Based on The Hammer, a journal founded by Fritsch in 1902, the Bund argued that Jewish influences had contaminated Germany and attempted to argue that their racism had a basis in biology.[1] The aim of the group was to co-ordinate the activities of the many small anti-Semitic organisations active at the time and to bring as many of these as possible under its banner.[2] A movement rather than a political party, it sought to be above party politics and to instead encourage a renewal of the German way of life from an anti-capitalist perspective.[3] The battle sign of the group was the swastika, making the Bund one of the first Völkisch movements to use the symbol.[4] The founding document for The Hammer had been Willibald Hentschel's 1901 book Varuna, which preached racial purity and antisemitism.[5]

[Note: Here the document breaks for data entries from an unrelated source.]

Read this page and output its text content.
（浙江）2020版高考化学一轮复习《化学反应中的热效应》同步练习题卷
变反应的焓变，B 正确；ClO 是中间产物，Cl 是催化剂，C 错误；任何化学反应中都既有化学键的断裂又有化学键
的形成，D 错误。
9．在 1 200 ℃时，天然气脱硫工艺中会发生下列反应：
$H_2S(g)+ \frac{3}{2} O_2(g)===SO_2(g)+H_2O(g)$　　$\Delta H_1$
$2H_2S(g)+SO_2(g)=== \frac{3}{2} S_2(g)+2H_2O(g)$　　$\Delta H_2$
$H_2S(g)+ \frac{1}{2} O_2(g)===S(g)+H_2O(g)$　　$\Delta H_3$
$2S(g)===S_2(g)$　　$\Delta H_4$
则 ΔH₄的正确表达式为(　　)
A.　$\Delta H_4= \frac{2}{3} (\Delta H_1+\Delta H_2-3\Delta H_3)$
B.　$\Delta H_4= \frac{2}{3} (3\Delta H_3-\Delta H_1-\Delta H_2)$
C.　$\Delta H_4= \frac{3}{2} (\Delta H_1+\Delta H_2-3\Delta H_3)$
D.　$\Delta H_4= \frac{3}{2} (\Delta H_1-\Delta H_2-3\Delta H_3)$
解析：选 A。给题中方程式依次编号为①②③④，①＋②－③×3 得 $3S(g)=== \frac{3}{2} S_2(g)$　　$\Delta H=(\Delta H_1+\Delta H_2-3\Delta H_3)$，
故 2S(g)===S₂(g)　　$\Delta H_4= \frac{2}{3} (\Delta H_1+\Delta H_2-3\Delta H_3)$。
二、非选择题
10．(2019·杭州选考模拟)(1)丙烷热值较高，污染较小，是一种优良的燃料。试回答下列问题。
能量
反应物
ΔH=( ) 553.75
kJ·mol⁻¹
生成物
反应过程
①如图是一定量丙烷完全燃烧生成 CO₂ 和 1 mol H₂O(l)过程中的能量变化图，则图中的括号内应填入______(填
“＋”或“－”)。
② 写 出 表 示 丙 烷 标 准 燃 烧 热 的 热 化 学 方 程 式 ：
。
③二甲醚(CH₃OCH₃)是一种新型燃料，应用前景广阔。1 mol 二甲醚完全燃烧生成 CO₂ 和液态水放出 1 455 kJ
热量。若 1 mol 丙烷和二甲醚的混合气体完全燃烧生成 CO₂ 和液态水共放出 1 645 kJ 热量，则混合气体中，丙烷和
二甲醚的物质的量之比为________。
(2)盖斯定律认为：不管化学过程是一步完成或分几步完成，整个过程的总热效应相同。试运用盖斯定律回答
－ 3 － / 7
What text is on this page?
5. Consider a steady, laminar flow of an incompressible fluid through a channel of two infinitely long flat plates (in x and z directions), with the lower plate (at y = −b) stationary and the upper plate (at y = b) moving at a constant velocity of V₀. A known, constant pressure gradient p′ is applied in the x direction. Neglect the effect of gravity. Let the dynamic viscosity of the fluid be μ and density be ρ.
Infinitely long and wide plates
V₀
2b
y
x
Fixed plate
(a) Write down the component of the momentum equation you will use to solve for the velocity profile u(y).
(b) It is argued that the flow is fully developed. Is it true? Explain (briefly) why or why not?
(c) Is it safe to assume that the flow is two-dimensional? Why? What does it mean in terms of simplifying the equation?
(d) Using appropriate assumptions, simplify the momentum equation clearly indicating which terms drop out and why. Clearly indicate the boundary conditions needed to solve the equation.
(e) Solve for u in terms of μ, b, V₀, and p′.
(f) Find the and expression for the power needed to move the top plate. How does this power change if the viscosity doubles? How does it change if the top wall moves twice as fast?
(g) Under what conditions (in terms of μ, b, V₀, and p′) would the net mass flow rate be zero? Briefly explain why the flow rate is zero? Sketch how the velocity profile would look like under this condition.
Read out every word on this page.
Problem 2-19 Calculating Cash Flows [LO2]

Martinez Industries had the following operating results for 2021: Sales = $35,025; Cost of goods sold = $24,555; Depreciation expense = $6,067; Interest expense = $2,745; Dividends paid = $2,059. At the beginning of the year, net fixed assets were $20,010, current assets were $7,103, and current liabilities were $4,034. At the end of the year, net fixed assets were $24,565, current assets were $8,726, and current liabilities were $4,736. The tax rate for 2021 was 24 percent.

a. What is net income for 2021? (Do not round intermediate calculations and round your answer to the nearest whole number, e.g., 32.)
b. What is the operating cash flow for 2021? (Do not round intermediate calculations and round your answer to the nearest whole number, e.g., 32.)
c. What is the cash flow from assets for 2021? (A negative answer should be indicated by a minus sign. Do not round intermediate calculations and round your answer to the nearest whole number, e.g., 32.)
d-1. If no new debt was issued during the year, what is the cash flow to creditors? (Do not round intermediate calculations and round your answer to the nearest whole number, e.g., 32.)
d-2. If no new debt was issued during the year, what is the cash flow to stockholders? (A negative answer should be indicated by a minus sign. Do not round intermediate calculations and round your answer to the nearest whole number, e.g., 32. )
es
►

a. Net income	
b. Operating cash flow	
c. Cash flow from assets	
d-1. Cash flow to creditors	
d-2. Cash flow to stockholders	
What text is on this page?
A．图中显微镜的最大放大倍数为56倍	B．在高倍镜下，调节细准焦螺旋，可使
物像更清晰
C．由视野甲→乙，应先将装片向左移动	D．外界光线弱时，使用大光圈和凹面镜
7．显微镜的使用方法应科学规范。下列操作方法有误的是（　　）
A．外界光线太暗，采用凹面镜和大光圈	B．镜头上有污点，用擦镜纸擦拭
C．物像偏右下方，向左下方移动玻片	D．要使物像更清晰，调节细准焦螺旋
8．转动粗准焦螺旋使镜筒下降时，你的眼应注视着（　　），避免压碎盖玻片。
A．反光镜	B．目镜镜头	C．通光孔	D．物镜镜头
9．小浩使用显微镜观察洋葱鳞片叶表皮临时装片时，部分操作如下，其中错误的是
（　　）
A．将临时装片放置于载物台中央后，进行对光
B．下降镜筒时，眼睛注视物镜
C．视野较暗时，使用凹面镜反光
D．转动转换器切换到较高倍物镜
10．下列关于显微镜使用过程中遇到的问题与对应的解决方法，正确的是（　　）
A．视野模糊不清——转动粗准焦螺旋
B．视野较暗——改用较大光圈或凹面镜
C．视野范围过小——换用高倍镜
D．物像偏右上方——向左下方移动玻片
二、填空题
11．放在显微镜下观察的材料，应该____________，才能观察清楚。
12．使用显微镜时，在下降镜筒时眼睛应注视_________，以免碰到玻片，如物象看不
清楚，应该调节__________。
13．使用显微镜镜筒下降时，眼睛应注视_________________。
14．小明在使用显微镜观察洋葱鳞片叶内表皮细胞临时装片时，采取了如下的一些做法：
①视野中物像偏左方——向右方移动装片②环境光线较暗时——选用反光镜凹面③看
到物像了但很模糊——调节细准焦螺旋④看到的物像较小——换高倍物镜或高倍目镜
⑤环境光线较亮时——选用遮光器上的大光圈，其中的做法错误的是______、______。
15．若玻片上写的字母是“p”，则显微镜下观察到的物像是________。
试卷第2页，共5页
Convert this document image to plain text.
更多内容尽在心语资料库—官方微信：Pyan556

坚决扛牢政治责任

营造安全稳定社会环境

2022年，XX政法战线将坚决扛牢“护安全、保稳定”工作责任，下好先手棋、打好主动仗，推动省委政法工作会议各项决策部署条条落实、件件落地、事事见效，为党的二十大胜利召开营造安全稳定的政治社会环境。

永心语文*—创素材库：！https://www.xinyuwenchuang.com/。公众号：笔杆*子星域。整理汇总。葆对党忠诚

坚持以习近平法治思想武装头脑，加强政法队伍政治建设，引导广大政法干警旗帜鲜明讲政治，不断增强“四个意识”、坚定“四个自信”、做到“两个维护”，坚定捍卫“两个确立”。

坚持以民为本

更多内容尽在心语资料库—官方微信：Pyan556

A sister organisation, the Germanenorden, also appeared in 1912 under Fritsch, although it was a clandestine group for leading members of society who wished to work in secret rather than the Bund which was open.[6] The Bund itself was close to the occultism of the Guido von List Society as amongst its founder members were List Society activists Philipp Stauff, Eberhard von Brockhusen and Karl August Hellwig.[7] It was Hellwig who drafted the group's constitution and who exercised effective control in the early days of the Bund.[8]

They welcomed the outbreak of the First World War as an opportunity to banish softness from Germany and return the country to its harsh, militaristic roots.[9] From 1914 the group took a leading role in gathering anecdotal evidence relating to the involvement of the Jews in the German war effort, much of which later formed the basis of the stab-in-the-back legend.[10]

In 1919 the group, at the instigation of Fritsch's friend Alfred Roth, merged into the Deutschvölkischer Schutz und Trutzbund as part of its continuing policy of forming an umbrella anti-Semitic movement.[11]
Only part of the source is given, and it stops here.